Oh, I'm telling you it's here, slowly forming, developing and keeps me up at night. I lie in bed and instead of going to sleep I feel a wave of emotions running through my veins, and I'm telling you, it's not the blood that keeps me alive these days.
It's beautiful, new and makes me edgy so I want more, I can't help it! I'm addicted!
A new idea is haunting me!
You know about love at first sight, don't you? Well inspiration at first sight is my thing. Look at this beautiful picture, the forest, the birds and the green scenery and the running water. How beautiful, huh? And oh, there is a woman sitting on a tree trunk, how good it would be to- And bam! Explosion!
My brain explodes, the picture becomes real and a woman stands before me, telling me her stroy. She is gorgeous, smiling but the smile does not reach her eyes.

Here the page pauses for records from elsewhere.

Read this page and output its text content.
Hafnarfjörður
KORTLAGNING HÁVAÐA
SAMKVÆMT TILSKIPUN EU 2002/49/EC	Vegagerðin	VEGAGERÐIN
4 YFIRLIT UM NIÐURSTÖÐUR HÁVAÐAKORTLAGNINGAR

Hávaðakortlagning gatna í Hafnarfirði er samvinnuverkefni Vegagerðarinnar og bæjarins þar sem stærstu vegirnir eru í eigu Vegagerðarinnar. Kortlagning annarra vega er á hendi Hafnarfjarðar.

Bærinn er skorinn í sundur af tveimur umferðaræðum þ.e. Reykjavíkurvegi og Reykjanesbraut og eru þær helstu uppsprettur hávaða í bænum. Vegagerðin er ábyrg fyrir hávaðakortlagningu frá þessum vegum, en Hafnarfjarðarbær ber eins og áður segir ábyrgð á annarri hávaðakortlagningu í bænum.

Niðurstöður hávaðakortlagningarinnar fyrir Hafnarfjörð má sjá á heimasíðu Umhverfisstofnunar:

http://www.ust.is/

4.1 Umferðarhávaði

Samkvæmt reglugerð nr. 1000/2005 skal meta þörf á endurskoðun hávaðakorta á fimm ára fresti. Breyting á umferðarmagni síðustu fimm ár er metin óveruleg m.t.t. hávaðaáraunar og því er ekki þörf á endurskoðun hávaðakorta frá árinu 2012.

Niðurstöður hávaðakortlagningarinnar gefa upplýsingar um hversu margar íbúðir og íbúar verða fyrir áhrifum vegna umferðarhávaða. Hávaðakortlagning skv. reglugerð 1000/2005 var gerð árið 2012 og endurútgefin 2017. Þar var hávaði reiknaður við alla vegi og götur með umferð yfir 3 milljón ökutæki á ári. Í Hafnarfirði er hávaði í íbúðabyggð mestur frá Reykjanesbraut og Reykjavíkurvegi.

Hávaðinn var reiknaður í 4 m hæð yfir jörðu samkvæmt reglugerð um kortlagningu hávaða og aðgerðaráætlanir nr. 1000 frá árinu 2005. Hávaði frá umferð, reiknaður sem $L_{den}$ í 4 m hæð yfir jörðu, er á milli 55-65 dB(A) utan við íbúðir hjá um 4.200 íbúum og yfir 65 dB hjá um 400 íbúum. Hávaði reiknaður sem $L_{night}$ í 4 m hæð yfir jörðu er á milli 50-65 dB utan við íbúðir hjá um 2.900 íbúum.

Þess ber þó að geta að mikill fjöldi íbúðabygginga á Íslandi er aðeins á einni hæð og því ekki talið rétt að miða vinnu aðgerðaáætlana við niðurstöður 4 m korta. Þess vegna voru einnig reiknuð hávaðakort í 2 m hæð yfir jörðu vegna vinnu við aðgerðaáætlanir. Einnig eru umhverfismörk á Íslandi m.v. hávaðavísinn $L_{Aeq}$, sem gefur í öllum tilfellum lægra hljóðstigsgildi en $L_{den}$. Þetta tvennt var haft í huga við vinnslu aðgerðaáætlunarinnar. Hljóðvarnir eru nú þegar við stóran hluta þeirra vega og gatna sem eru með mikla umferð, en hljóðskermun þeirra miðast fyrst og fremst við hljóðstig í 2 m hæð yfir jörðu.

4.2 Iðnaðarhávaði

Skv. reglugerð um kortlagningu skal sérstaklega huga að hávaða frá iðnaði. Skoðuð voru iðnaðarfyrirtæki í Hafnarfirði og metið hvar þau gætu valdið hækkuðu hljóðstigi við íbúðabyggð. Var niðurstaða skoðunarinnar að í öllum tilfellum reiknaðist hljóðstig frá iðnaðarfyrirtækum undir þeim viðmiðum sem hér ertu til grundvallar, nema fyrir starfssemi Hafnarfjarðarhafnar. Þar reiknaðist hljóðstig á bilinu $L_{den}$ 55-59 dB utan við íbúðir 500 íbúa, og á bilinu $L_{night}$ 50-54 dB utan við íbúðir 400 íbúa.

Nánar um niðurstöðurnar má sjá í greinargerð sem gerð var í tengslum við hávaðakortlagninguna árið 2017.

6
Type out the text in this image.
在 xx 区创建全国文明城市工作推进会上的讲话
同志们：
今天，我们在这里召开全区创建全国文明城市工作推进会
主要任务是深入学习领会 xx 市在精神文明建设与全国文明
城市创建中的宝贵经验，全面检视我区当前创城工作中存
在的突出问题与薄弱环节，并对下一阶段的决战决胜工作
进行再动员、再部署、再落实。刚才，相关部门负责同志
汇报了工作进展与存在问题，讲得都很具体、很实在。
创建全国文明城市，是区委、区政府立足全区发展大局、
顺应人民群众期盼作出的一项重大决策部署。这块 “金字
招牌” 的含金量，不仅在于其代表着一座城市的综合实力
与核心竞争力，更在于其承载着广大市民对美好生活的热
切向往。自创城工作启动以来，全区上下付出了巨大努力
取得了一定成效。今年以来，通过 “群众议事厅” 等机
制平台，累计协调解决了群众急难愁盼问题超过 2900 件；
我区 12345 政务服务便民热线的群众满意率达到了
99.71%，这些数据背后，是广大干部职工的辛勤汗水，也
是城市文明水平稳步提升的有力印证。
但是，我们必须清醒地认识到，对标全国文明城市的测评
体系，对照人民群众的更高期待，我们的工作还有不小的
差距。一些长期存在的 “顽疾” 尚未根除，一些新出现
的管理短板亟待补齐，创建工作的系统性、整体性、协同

She's sad, more like in pain, tortured. And she is smart, she is too proud to tell me everything so she says the more interesting parts of her life, making my imagination go wild and more new interesting stuff appear in my head out of nowhere.
So now I have questions, questions she raised and I have to seek the answers!
Not yet though, no. Now it's not the time. I need to finish the other project I'm working on and then I need to let this new idea grow in my mind before I sit down to write.
Until then though, her words are going to haunt me and chill keeps running up my spine.